Subject: Re: Guilty on all counts
The facts show us that

*There was no FECA violation
*There was no illicit campaign payment, so there was no falsification of campaign finance forms, no hiding of anything
*The Daniels payoff is perfectly legal, and even Cohen testified that it was for another purpose
*The judge refused the defense access to witnesses to explain FECA to the jury
*The judge didn't define how the law was to be applied to the jury
*The judge allowed the jury to basically "pick something" (that the state didn't prove) to be the thing to convict Trump over.


Most of that is completely wrong.

*There was a FECA violation.

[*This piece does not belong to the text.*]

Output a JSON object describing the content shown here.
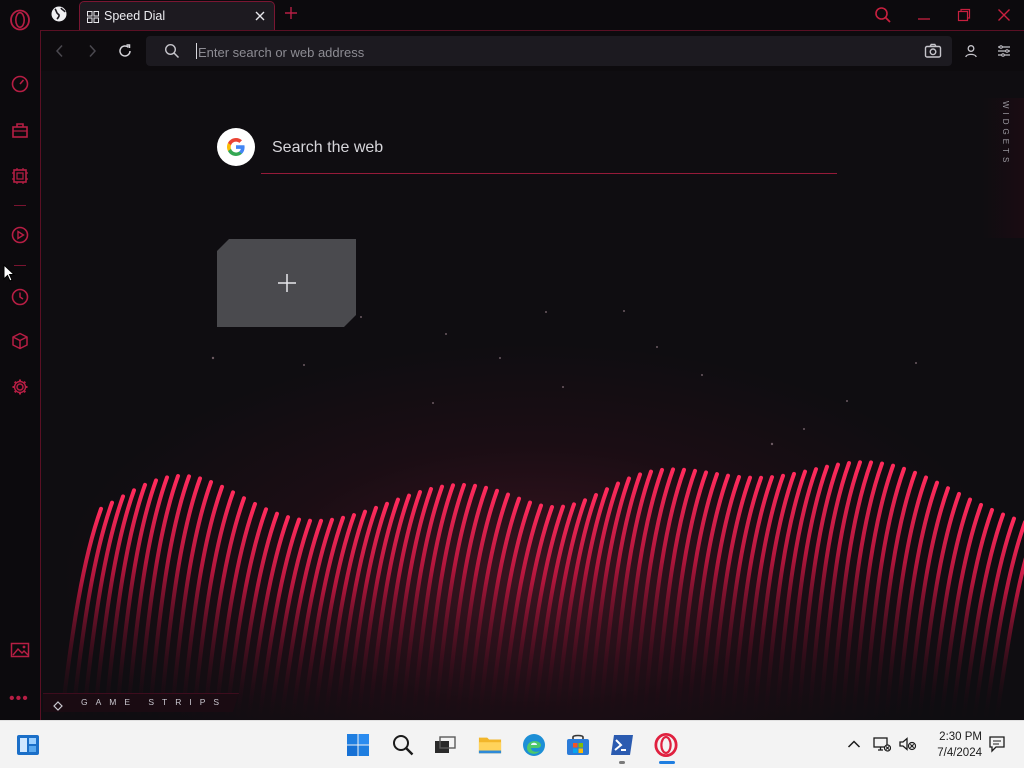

The FEC determined that Cohen, Pecker, and AMI all violated the FECA with this arrangement.

*There was an illicit campaign payment. You can't spend money to help your campaign outside of donating it to the campaign. The payment to Daniels was found by the jury to be a campaign payment that would not have been made but for the campaign.

*This is correct - the Daniels payoff could have been perfectly legal, in general, and the prosecution never argued otherwise. Trump, however, chose to implement the payoff in an illegal way so that he could conceal the money flow. Which is a crime.

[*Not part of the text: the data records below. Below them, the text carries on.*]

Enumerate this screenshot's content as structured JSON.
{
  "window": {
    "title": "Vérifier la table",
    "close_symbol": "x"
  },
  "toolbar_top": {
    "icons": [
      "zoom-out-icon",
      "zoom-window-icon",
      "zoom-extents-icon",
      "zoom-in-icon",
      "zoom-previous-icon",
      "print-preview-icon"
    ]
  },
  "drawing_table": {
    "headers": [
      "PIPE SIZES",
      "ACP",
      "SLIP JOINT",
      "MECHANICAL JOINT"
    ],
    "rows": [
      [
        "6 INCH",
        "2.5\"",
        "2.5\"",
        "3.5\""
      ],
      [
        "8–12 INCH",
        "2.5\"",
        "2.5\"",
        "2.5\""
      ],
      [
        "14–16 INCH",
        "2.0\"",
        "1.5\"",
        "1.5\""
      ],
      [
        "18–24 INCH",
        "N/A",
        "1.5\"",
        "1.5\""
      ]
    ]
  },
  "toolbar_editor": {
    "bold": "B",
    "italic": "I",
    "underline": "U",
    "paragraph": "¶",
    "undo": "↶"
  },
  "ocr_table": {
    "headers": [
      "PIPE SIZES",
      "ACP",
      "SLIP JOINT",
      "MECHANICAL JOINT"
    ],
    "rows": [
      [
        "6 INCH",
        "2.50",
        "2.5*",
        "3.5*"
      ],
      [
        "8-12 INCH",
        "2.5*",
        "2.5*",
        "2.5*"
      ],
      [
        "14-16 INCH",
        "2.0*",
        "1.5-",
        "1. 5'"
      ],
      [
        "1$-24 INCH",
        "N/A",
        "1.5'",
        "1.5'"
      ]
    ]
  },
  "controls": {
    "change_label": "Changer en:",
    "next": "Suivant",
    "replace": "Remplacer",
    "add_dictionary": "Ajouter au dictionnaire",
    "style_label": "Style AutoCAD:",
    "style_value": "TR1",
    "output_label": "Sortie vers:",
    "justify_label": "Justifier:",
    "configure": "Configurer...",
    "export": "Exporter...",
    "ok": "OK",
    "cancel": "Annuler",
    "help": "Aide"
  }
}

*It is not the role of witnesses to explain laws to the jury. The judge explains laws to the jury, after hearing the arguments of counsel and ruling on their motions. The defense was in no way entitled to present a "witness" to provide legal analysis.

*The judge did define how the law was to be applied to the jury. Did you read the jury instructions yet?

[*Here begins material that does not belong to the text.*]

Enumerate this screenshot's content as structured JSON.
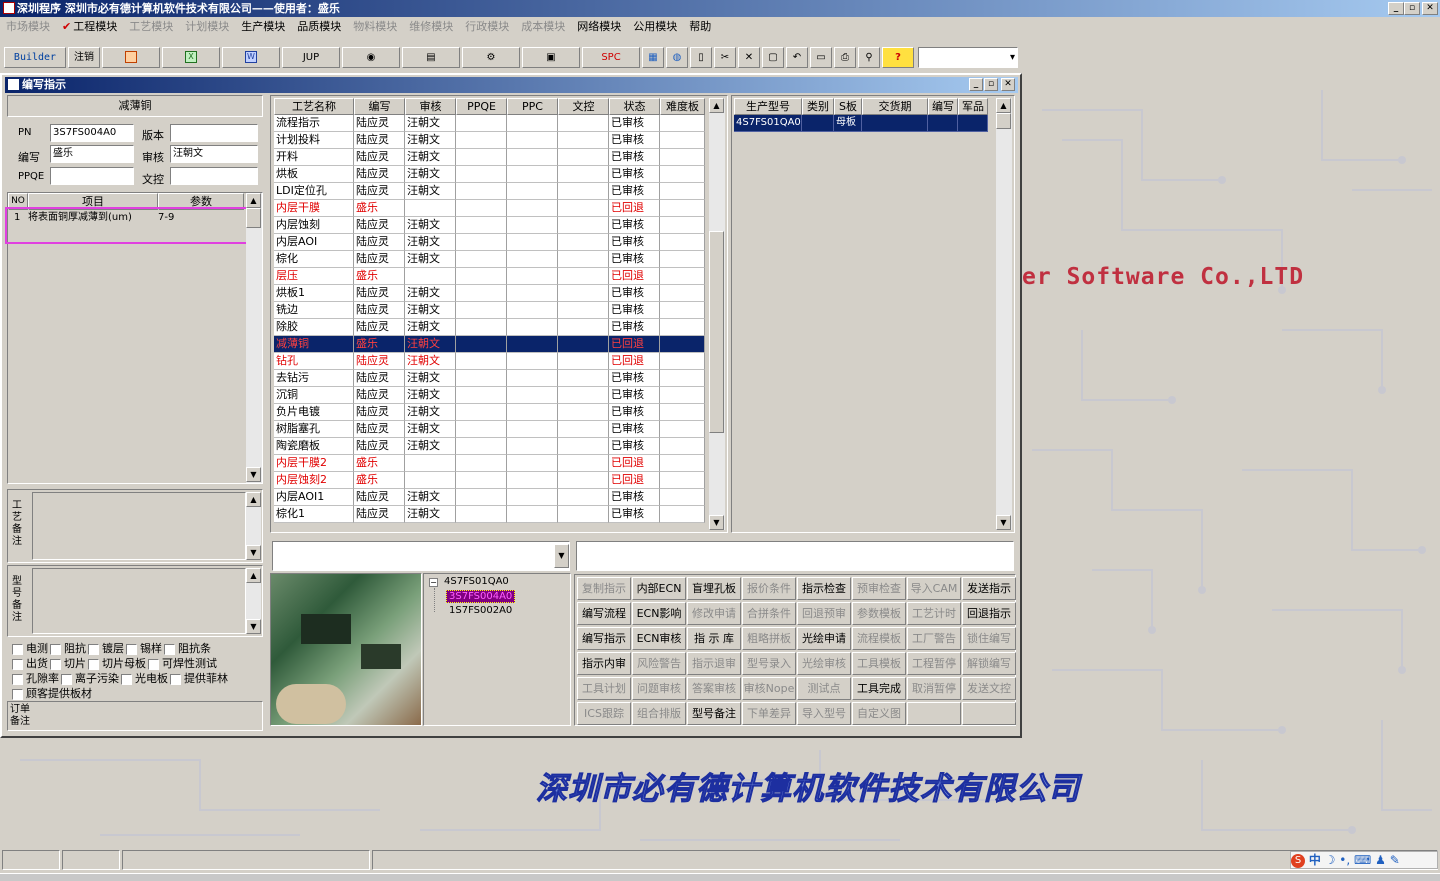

*The judge did not allow the jury to basically pick something that the state didn't prove. The jury was instructed that the state had to prove that the falsified records were intended to conceal another crime. They were provided three possible crimes, any one of which (or all three) might have been the intended crime to be covered up. Under NY law (and federal law, BTW), there is no requirement that the jury be unanimous on which predicate crime was intended to be concealed - and so the judge properly gave that instruction.

It's sad that you've been so misinformed about this case, especially when a quick perusal of the actual documents would reveal how wrong some of these arguments are. I strongly suggest you read the jury instructions, so that you can see for yourself how inaccurate several of these claims are.